I like to talk. This goes back as far as my school years, when my parents would go to the dreaded parent teacher conferences, and the one thing that all of my teachers said of me was, “she really likes to talk” (hey, at least I was consistent).

I love to chat it up with cashiers, moms with little kids, and elderly ladies. Oh, elderly ladies are the best! They are funny, full of information, and (big bonus) they say stuff to you like, “when I was young like you,” or “you are still so young,” or “my what beautiful skin you have.”

I have no problems with communicating via email or text (but I do hate the telephone). When there is something that I need to communicate with hubby, the kids, a friend, family, or a co-worker I want to be across from them and feel the conversation, so that I hear not just their words, but what their eyes are communicating too.

All of that communicating is great, but I have been learning something about myself, and my communication habits over the past couple of years. I have learned that when I am speaking to someone who does not leave me feeling listened to I keep quiet, I stop talking.
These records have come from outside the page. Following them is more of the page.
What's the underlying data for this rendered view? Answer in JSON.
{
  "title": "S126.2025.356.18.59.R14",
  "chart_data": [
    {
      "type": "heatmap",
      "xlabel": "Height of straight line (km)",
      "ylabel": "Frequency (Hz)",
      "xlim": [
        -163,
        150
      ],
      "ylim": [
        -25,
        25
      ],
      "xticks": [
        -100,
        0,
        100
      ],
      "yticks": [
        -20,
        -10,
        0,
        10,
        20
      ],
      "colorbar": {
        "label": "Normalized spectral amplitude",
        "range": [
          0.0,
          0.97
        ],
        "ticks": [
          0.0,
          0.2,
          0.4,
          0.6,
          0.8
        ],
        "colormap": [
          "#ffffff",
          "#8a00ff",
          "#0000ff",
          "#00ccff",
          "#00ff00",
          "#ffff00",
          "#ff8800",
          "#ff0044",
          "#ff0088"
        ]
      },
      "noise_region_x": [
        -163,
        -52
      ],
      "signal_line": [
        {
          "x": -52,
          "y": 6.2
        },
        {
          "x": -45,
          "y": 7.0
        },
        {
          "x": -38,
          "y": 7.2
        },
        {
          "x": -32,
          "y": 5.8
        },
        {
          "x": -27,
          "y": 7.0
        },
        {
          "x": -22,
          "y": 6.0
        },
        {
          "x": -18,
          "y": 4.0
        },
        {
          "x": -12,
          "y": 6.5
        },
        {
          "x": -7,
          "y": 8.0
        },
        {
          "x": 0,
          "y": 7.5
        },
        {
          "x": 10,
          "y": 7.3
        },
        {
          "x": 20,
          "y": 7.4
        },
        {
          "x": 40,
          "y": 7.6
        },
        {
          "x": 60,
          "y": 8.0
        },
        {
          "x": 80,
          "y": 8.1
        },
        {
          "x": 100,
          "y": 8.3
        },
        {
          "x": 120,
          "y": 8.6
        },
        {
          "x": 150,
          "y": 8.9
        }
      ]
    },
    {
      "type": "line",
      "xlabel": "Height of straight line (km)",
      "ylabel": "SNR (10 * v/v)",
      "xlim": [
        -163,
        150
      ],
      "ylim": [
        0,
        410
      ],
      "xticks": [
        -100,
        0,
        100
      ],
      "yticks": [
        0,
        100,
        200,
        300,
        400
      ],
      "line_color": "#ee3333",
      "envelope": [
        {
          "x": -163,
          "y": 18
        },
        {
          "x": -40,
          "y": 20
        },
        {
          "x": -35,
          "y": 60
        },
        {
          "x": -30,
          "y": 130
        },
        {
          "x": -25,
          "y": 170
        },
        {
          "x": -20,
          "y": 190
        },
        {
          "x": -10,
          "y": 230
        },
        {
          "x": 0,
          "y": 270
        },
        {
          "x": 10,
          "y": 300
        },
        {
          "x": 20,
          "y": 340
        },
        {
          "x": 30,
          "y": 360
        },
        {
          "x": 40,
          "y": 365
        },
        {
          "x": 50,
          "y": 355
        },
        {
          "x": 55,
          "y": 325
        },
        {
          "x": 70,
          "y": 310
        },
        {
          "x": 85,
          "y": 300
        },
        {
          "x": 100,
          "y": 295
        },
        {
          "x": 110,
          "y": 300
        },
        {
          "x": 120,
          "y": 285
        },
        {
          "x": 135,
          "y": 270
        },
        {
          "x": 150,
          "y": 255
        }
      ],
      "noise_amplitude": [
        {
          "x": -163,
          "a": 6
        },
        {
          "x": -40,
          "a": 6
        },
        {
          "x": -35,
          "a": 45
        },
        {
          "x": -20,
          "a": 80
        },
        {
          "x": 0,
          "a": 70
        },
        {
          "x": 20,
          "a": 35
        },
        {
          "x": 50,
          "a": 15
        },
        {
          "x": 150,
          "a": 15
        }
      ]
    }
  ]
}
Perhaps this started as a means of avoidance. Perhaps it was a wordless way of communicating. Perhaps it was a means of keeping the peace.

If it started as avoidance or wordless communication, then what I am really trying to avoid is conflict, because I am feeling powerless in a particular relationship.

If this started as a means of keeping the peace, it is a farce! If that ‘other’ person(s) could only hear what is going on in my mind while I am feeling ignored and not listened to!

Keeping quiet, however that started, can forfeit ones ability to express an opinion. Eventually, one might begin to believe that their thoughts are not important, so why bother trying?

Why or how this began, I do not know. What I do know, though, is that it is time for me to grow out of this stage I am stuck in.

This ‘old dog’ may not be so good at tricks, but I am determined to learn a new skill, by undoing a bad habit … I sure hope the treats are chocolate!